On Monday, the Chinese government approved 105 domestic games, in a sign Beijing does not want to be perceived as beginning another industry-wide crackdown on the videogame industry after its introduction last week of new rules for videogame companies produced an $80 billion rout
The government gave its official approval to titles from Tencent Holdings Ltd. and NetEase Inc., the two leading game publishers in China, which had been battered by the introduction of the new rules. The approvals were designed as a demonstration that the authorities in China support the online gaming industry, according to a post on WeChat by an online gaming industry association which was republished by the official Xinhua news agency.
Fears grew that Chinese officials were about to begin a new round of crackdowns on the tech industry after the top gaming regulator National Press and Publication Administration announced there were going to be new rules which would apply to the development of new games, including a maximum cap, yet to be determined, on the spending by adult players.
In addition, rewards for frequent log-ins, and forced player-duels, as well as any content which violated national security were all expressly banned.

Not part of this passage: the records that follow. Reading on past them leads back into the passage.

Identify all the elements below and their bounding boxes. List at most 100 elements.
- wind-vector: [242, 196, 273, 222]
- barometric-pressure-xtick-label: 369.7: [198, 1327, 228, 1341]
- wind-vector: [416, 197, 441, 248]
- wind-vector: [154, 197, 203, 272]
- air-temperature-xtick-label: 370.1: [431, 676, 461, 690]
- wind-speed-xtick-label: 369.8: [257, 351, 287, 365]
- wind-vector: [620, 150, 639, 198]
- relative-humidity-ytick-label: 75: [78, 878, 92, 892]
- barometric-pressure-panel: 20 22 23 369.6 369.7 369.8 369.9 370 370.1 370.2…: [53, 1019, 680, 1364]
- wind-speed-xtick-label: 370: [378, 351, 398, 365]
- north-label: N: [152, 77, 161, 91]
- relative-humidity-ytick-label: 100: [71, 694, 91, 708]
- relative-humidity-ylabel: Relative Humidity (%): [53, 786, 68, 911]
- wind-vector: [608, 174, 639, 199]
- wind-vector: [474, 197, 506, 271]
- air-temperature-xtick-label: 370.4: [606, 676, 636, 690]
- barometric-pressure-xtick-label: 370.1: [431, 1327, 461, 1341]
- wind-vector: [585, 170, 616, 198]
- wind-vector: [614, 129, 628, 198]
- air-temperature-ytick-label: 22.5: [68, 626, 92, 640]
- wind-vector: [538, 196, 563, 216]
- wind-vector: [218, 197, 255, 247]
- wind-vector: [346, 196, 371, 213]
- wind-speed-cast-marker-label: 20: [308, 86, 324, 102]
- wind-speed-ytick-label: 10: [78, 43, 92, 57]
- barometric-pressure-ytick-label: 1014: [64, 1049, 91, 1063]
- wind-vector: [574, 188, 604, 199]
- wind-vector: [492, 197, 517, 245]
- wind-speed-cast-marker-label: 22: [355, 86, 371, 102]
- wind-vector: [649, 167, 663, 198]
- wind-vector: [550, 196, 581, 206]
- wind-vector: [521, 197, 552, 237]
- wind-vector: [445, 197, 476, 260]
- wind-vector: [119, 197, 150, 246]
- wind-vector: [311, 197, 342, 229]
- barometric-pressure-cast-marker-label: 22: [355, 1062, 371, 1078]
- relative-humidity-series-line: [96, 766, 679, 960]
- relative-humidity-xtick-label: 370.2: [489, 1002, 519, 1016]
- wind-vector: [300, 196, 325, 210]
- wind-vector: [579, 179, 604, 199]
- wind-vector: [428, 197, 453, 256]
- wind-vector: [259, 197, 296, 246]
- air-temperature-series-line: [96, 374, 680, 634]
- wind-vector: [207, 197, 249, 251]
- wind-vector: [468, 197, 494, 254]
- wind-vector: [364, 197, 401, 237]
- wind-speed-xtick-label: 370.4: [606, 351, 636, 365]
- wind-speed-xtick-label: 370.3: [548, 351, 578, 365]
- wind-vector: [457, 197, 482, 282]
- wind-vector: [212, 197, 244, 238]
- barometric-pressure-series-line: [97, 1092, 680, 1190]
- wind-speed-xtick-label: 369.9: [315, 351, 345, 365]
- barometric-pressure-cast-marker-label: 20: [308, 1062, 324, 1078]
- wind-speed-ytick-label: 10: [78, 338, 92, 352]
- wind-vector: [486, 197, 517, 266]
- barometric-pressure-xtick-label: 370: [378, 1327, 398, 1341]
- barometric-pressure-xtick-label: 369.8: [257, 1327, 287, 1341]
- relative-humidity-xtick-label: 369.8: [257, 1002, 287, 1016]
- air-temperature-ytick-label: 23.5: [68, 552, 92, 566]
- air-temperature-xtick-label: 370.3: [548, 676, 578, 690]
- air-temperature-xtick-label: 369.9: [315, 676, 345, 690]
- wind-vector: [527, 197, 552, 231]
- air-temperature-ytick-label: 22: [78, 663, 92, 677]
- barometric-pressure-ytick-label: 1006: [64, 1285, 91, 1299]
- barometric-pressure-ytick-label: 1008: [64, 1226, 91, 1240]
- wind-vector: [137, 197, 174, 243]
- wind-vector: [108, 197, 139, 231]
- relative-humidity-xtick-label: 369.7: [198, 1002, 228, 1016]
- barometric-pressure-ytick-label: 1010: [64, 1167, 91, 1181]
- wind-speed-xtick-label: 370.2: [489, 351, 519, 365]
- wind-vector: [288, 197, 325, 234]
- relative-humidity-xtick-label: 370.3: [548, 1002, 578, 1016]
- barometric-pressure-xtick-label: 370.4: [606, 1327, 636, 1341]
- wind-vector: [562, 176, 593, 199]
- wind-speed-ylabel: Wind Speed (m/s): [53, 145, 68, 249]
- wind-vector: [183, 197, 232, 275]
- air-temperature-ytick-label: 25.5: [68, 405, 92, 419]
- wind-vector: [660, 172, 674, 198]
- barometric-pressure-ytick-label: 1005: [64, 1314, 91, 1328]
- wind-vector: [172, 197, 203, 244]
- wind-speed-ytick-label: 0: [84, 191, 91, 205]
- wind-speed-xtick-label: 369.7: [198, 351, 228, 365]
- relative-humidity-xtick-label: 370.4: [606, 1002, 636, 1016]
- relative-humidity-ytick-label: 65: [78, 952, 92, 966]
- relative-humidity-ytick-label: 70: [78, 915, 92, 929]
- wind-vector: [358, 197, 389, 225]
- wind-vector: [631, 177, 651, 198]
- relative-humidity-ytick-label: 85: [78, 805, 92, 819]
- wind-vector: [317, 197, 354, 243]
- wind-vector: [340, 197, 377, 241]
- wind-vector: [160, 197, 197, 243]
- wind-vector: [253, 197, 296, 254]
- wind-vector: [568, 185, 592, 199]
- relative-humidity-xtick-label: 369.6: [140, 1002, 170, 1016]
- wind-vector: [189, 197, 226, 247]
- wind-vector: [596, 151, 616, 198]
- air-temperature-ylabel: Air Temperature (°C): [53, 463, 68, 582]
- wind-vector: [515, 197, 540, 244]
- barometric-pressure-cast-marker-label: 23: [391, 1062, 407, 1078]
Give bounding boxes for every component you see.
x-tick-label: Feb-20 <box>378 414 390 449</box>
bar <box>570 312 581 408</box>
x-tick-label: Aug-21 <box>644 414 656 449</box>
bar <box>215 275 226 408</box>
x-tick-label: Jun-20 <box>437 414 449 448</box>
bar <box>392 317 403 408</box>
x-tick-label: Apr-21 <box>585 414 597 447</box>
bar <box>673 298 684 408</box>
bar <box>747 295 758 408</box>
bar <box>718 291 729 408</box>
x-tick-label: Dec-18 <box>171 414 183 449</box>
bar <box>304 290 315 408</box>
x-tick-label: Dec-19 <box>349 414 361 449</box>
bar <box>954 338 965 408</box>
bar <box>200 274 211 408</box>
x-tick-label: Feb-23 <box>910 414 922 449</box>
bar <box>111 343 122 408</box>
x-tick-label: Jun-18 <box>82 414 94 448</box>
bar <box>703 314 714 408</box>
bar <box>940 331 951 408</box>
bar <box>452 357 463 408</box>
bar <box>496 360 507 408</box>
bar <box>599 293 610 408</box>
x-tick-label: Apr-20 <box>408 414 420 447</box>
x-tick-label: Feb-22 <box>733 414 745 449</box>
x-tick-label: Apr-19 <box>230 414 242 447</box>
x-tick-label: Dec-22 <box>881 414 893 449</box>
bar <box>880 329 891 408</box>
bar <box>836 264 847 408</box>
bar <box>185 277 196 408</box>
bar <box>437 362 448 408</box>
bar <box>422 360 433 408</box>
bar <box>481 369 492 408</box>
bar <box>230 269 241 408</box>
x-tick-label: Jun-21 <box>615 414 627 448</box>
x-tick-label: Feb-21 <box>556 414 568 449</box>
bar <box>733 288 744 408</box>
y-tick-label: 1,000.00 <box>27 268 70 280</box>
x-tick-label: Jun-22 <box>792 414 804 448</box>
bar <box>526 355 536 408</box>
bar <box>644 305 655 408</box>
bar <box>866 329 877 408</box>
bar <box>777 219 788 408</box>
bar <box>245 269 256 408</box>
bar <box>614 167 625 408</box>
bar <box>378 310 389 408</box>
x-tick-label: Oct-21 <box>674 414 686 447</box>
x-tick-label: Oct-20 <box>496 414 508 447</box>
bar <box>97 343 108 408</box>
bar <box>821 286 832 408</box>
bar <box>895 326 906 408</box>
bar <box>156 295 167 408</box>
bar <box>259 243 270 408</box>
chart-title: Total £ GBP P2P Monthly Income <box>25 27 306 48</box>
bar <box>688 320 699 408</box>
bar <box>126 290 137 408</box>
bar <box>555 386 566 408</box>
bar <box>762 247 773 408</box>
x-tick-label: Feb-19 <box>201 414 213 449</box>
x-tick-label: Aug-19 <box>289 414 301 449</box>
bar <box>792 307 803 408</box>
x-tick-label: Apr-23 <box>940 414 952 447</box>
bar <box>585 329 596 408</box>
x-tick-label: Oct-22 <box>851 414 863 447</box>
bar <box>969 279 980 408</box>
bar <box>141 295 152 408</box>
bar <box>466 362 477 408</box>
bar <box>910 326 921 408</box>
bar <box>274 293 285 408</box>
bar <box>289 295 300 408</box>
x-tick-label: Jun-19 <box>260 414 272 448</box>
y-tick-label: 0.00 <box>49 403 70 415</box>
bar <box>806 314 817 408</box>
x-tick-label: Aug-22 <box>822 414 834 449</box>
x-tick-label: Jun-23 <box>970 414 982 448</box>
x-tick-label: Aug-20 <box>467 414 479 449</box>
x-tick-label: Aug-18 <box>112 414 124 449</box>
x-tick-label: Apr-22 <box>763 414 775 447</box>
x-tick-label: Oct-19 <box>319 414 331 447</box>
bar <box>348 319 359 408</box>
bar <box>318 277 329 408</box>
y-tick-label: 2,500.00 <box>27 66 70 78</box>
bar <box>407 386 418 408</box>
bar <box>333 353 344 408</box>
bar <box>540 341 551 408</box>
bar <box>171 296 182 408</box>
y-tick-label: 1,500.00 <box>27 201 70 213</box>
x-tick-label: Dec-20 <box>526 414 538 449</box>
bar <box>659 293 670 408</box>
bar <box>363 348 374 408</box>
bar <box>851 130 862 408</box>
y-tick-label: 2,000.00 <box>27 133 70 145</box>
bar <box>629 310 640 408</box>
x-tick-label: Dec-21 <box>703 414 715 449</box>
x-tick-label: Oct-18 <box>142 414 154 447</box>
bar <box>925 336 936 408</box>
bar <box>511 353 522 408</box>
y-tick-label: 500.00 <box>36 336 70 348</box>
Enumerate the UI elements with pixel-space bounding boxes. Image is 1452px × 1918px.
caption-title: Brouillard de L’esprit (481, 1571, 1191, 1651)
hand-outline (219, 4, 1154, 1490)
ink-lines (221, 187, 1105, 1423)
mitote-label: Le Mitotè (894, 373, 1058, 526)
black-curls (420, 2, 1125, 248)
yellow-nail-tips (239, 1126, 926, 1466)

The NPAA had rushed during trading hours to announce that 40 imported gaming titles had been approved, after both Tencent and NetEase had seen their market value plummet by tens of billions of dollars in Hong Kong on Friday. The two company’s titles were among those approved. However investor confidence was relatively unaffected by the approvals.
Even though shortly after the release of the new restrictions, several analysts, including analysts from Citi, said that neither Tencent or NetEase should be significantly affected, it did not prevent the share prices of the companies from plummeting in the US.
The raft of new restrictions had caught industry players and investor by surprise on the final trading day before Christmas. Many immediately thought of the tech sector crackdown of 2021, when various agencies of the government suddenly began placing restrictions on various sectors from entertainment to e-commerce. Jack Ma-backed Ant Group Co, and Alibaba Group Holding Ltd. were strictly reined in as the online education industry saw profits declared illegal, savaging it.
Yang Wenfeng, a senior vice president with Shanghai-based games studio Paper Games said, “The latest events reflect the government’s desire for a larger, more diverse gaming landscape with innovative content of a higher quality but one without excessive monetization or ‘pay-to-win’ games. The government prefers publishers to earn profits through fair practices and product innovation, rather than deepening monetization strategies.”